A recent study has confirmed for the first time that small/ medium size breeds of dog that have problems with their mitral heart valve, causing leakage of blood back past the valve and reducing the pumping effect of the heart, can be helped by a drug which has been used in other heart diseases.
This has been shown to delay the onset of congestive heart failure for up to 15 months.
The mitral valve is the valve that allows oxygenated blood returning from the lungs to flow from the left atrium where it collects before being pushed into the main pumping chamber the left ventricle.

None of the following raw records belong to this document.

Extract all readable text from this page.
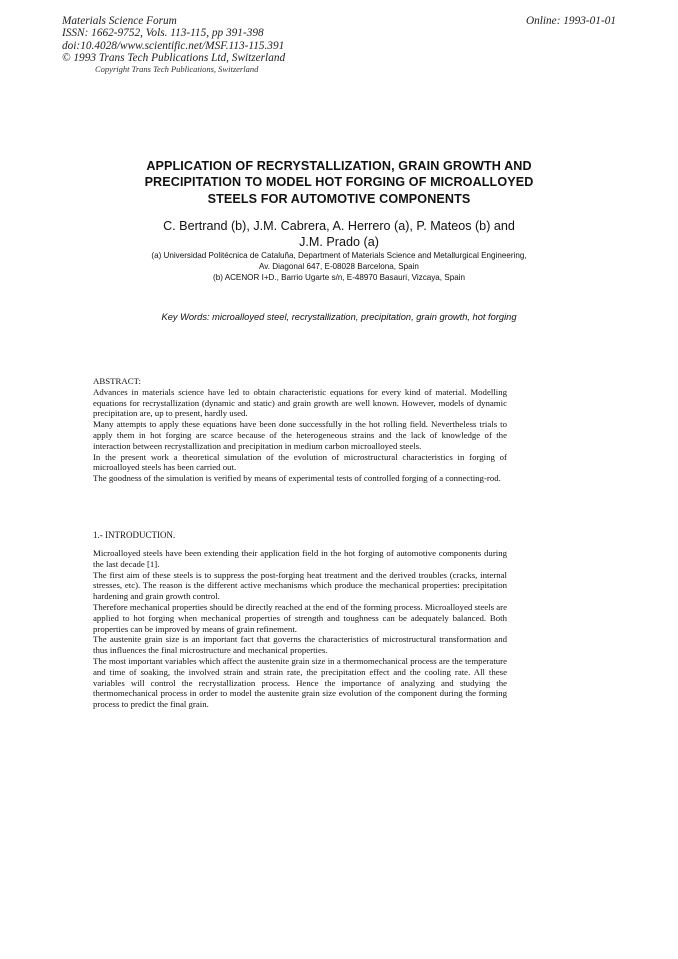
Materials Science Forum
ISSN: 1662-9752, Vols. 113-115, pp 391-398
doi:10.4028/www.scientific.net/MSF.113-115.391
© 1993 Trans Tech Publications Ltd, Switzerland
Online: 1993-01-01
Copyright Trans Tech Publications, Switzerland
APPLICATION OF RECRYSTALLIZATION, GRAIN GROWTH AND
PRECIPITATION TO MODEL HOT FORGING OF MICROALLOYED
STEELS FOR AUTOMOTIVE COMPONENTS
C. Bertrand (b), J.M. Cabrera, A. Herrero (a), P. Mateos (b) and
J.M. Prado (a)
(a) Universidad Politécnica de Cataluña, Department of Materials Science and Metallurgical Engineering,
Av. Diagonal 647, E-08028 Barcelona, Spain
(b) ACENOR I+D., Barrio Ugarte s/n, E-48970 Basauri, Vizcaya, Spain
Key Words: microalloyed steel, recrystallization, precipitation, grain growth, hot forging

ABSTRACT:

Advances in materials science have led to obtain characteristic equations for every kind of material. Modelling equations for recrystallization (dynamic and static) and grain growth are well known. However, models of dynamic precipitation are, up to present, hardly used.

Many attempts to apply these equations have been done successfully in the hot rolling field. Nevertheless trials to apply them in hot forging are scarce because of the heterogeneous strains and the lack of knowledge of the interaction between recrystallization and precipitation in medium carbon microalloyed steels.

In the present work a theoretical simulation of the evolution of microstructural characteristics in forging of microalloyed steels has been carried out.

The goodness of the simulation is verified by means of experimental tests of controlled forging of a connecting-rod.

1.- INTRODUCTION.

Microalloyed steels have been extending their application field in the hot forging of automotive components during the last decade [1].

The first aim of these steels is to suppress the post-forging heat treatment and the derived troubles (cracks, internal stresses, etc). The reason is the different active mechanisms which produce the mechanical properties: precipitation hardening and grain growth control.

Therefore mechanical properties should be directly reached at the end of the forming process. Microalloyed steels are applied to hot forging when mechanical properties of strength and toughness can be adequately balanced. Both properties can be improved by means of grain refinement.

The austenite grain size is an important fact that governs the characteristics of microstructural transformation and thus influences the final microstructure and mechanical properties.

The most important variables which affect the austenite grain size in a thermomechanical process are the temperature and time of soaking, the involved strain and strain rate, the precipitation effect and the cooling rate. All these variables will control the recrystallization process. Hence the importance of analyzing and studying the thermomechanical process in order to model the austenite grain size evolution of the component during the forming process to predict the final grain.
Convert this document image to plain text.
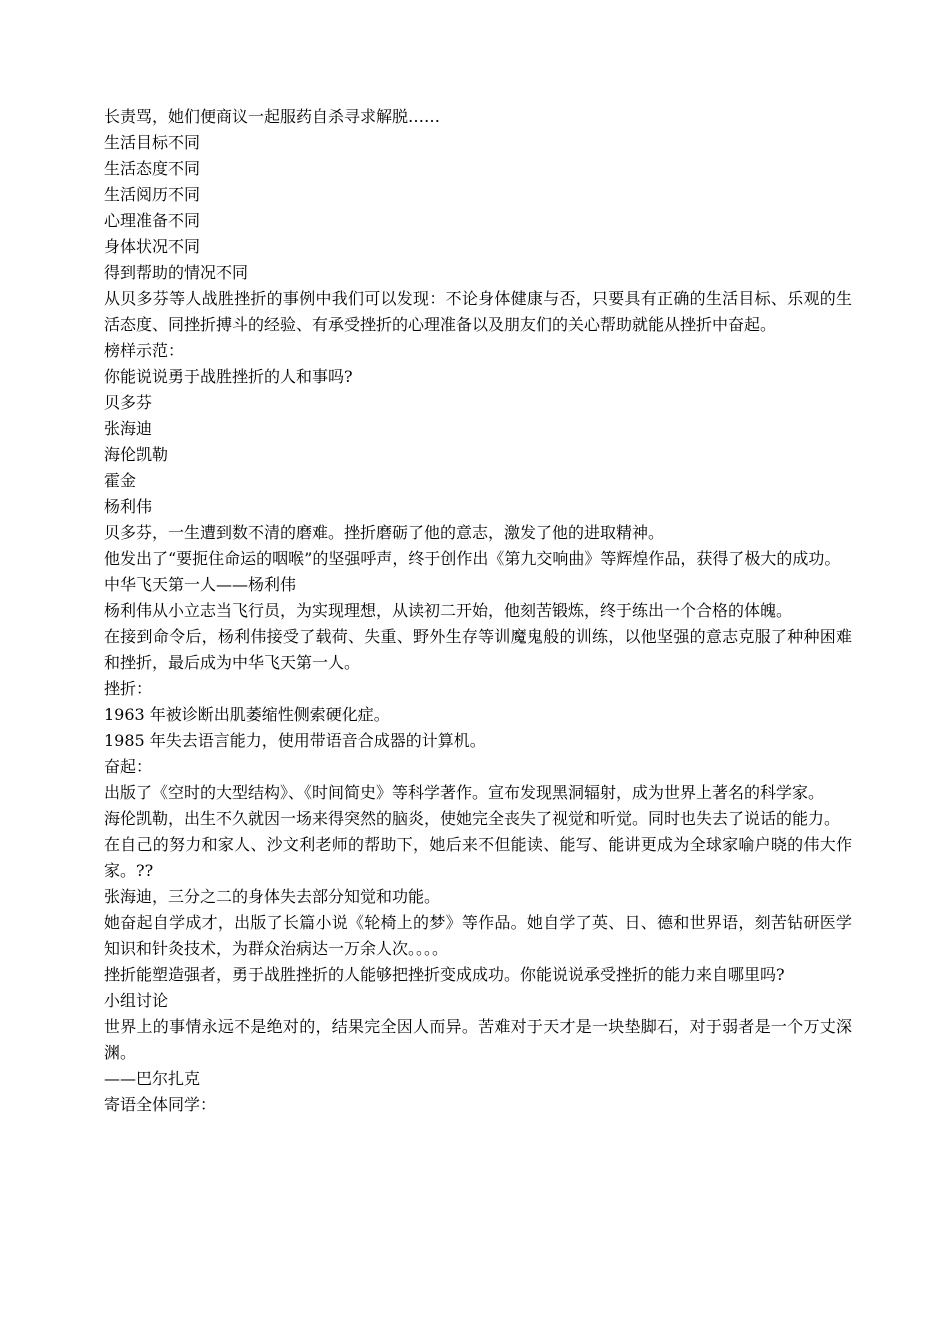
长责骂，她们便商议一起服药自杀寻求解脱……

生活目标不同

生活态度不同

生活阅历不同

心理准备不同

身体状况不同

得到帮助的情况不同

从贝多芬等人战胜挫折的事例中我们可以发现：不论身体健康与否，只要具有正确的生活目标、乐观的生活态度、同挫折搏斗的经验、有承受挫折的心理准备以及朋友们的关心帮助就能从挫折中奋起。

榜样示范：

你能说说勇于战胜挫折的人和事吗?

贝多芬

张海迪

海伦凯勒

霍金

杨利伟

贝多芬，一生遭到数不清的磨难。挫折磨砺了他的意志，激发了他的进取精神。

他发出了“要扼住命运的咽喉”的坚强呼声，终于创作出《第九交响曲》等辉煌作品，获得了极大的成功。

中华飞天第一人——杨利伟

杨利伟从小立志当飞行员，为实现理想，从读初二开始，他刻苦锻炼，终于练出一个合格的体魄。

在接到命令后，杨利伟接受了载荷、失重、野外生存等训魔鬼般的训练，以他坚强的意志克服了种种困难和挫折，最后成为中华飞天第一人。

挫折：

1963 年被诊断出肌萎缩性侧索硬化症。

1985 年失去语言能力，使用带语音合成器的计算机。

奋起：

出版了《空时的大型结构》、《时间简史》等科学著作。宣布发现黑洞辐射，成为世界上著名的科学家。

海伦凯勒，出生不久就因一场来得突然的脑炎，使她完全丧失了视觉和听觉。同时也失去了说话的能力。

在自己的努力和家人、沙文利老师的帮助下，她后来不但能读、能写、能讲更成为全球家喻户晓的伟大作家。??

张海迪，三分之二的身体失去部分知觉和功能。

她奋起自学成才，出版了长篇小说《轮椅上的梦》等作品。她自学了英、日、德和世界语，刻苦钻研医学知识和针灸技术，为群众治病达一万余人次。。。。

挫折能塑造强者，勇于战胜挫折的人能够把挫折变成成功。你能说说承受挫折的能力来自哪里吗?

小组讨论

世界上的事情永远不是绝对的，结果完全因人而异。苦难对于天才是一块垫脚石，对于弱者是一个万丈深渊。

——巴尔扎克

寄语全体同学：
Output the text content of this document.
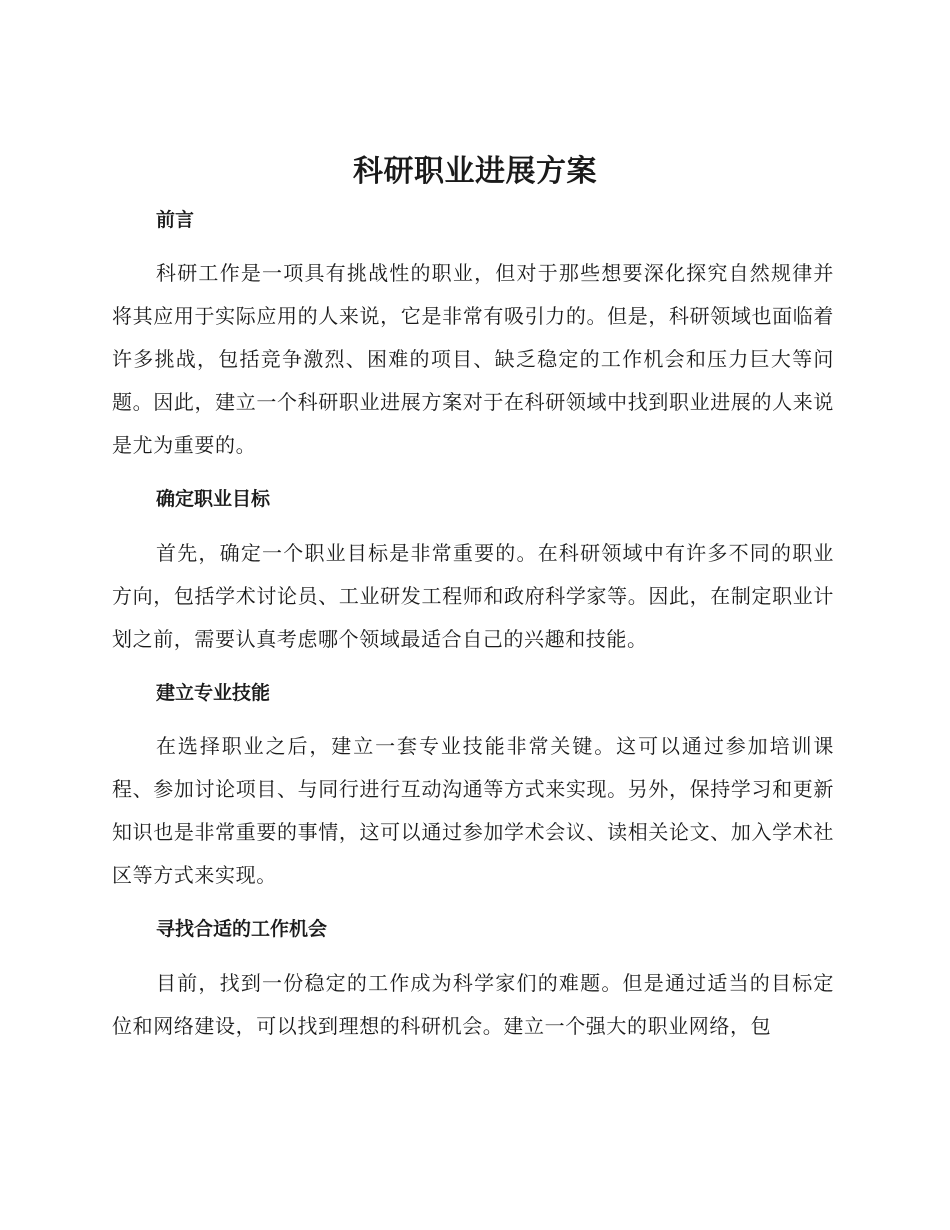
科研职业进展方案
前言

科研工作是一项具有挑战性的职业，但对于那些想要深化探究自然规律并将其应用于实际应用的人来说，它是非常有吸引力的。但是，科研领域也面临着许多挑战，包括竞争激烈、困难的项目、缺乏稳定的工作机会和压力巨大等问题。因此，建立一个科研职业进展方案对于在科研领域中找到职业进展的人来说是尤为重要的。

确定职业目标

首先，确定一个职业目标是非常重要的。在科研领域中有许多不同的职业方向，包括学术讨论员、工业研发工程师和政府科学家等。因此，在制定职业计划之前，需要认真考虑哪个领域最适合自己的兴趣和技能。

建立专业技能

在选择职业之后，建立一套专业技能非常关键。这可以通过参加培训课程、参加讨论项目、与同行进行互动沟通等方式来实现。另外，保持学习和更新知识也是非常重要的事情，这可以通过参加学术会议、读相关论文、加入学术社区等方式来实现。

寻找合适的工作机会

目前，找到一份稳定的工作成为科学家们的难题。但是通过适当的目标定位和网络建设，可以找到理想的科研机会。建立一个强大的职业网络，包
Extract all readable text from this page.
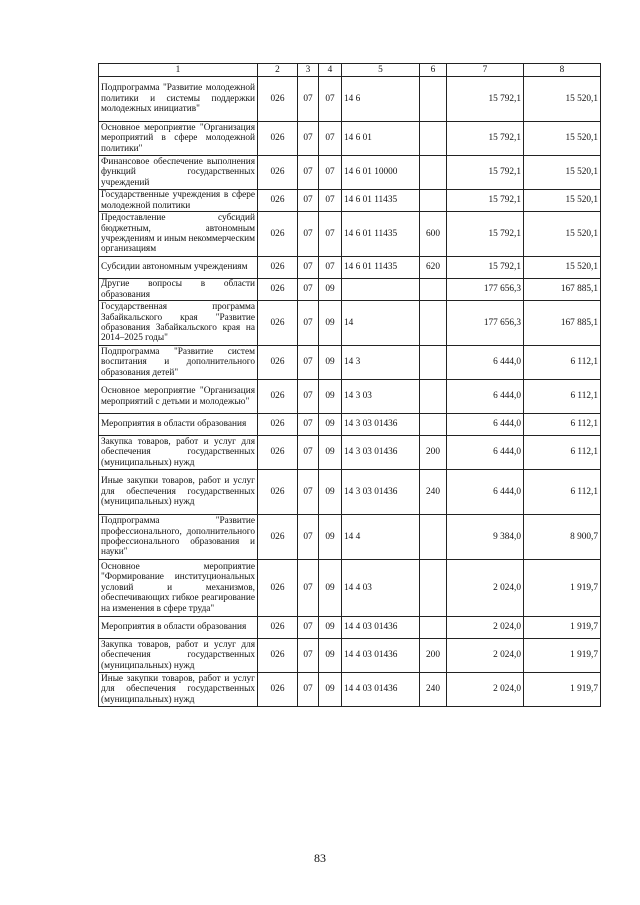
1	2	3	4	5	6	7	8
Подпрограмма "Развитие молодежной политики и системы поддержки молодежных инициатив"	026	07	07	14 6		15 792,1	15 520,1
Основное мероприятие "Организация мероприятий в сфере молодежной политики"	026	07	07	14 6 01		15 792,1	15 520,1
Финансовое обеспечение выполнения функций государственных учреждений	026	07	07	14 6 01 10000		15 792,1	15 520,1
Государственные учреждения в сфере молодежной политики	026	07	07	14 6 01 11435		15 792,1	15 520,1
Предоставление субсидий бюджетным, автономным учреждениям и иным некоммерческим организациям	026	07	07	14 6 01 11435	600	15 792,1	15 520,1
Субсидии автономным учреждениям	026	07	07	14 6 01 11435	620	15 792,1	15 520,1
Другие вопросы в области образования	026	07	09			177 656,3	167 885,1
Государственная программа Забайкальского края "Развитие образования Забайкальского края на 2014–2025 годы"	026	07	09	14		177 656,3	167 885,1
Подпрограмма "Развитие систем воспитания и дополнительного образования детей"	026	07	09	14 3		6 444,0	6 112,1
Основное мероприятие "Организация мероприятий с детьми и молодежью"	026	07	09	14 3 03		6 444,0	6 112,1
Мероприятия в области образования	026	07	09	14 3 03 01436		6 444,0	6 112,1
Закупка товаров, работ и услуг для обеспечения государственных (муниципальных) нужд	026	07	09	14 3 03 01436	200	6 444,0	6 112,1
Иные закупки товаров, работ и услуг для обеспечения государственных (муниципальных) нужд	026	07	09	14 3 03 01436	240	6 444,0	6 112,1
Подпрограмма "Развитие профессионального, дополнительного профессионального образования и науки"	026	07	09	14 4		9 384,0	8 900,7
Основное мероприятие "Формирование институциональных условий и механизмов, обеспечивающих гибкое реагирование на изменения в сфере труда"	026	07	09	14 4 03		2 024,0	1 919,7
Мероприятия в области образования	026	07	09	14 4 03 01436		2 024,0	1 919,7
Закупка товаров, работ и услуг для обеспечения государственных (муниципальных) нужд	026	07	09	14 4 03 01436	200	2 024,0	1 919,7
Иные закупки товаров, работ и услуг для обеспечения государственных (муниципальных) нужд	026	07	09	14 4 03 01436	240	2 024,0	1 919,7
83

The drug Pimobendan has previously been mainly used in Large and Giant breeds that are affected by a heart muscle problem called Dilated Cardiomyopathy.
The new research which studied 360 dogs at multiple centres including the Royal Vet college is the EPIC study (details can be found here).
This showed that once a heart murmur which has been detected by your vet reaches a certain grade (loudness score) then screening should be carried out to show if the heart chambers are becoming enlarged by ultrasound examination (An Echocardiogram).
This is because as dogs move towards heart failure their heart enlarges first and it is at this point that adding in the new drug is helpful in delaying the stage at which you dog starts to show signs of heart failure i.e. inability to exercise properly, coughing, increased breathing rate which all relate to lack of ability to pump and accumulation of fluid in the lungs.
We routinely check your dog’s heart when we examine them in the surgery for appointments such as vaccination as well as when they are present as ill and using a stethoscope we can determine if they actually have a murmur and if it is sufficiently advanced to need screening.
Mitral valve disease primarily affects dogs under 25 kg over 5-6 years old and this was the target groups in the research mitral valve problems are especially prevalent in breeds like the cavalier king Charles spaniel.
If necessary Ian or Catherine can perform an ultrasound examination in the practice to see if your pet would benefit from the new advice.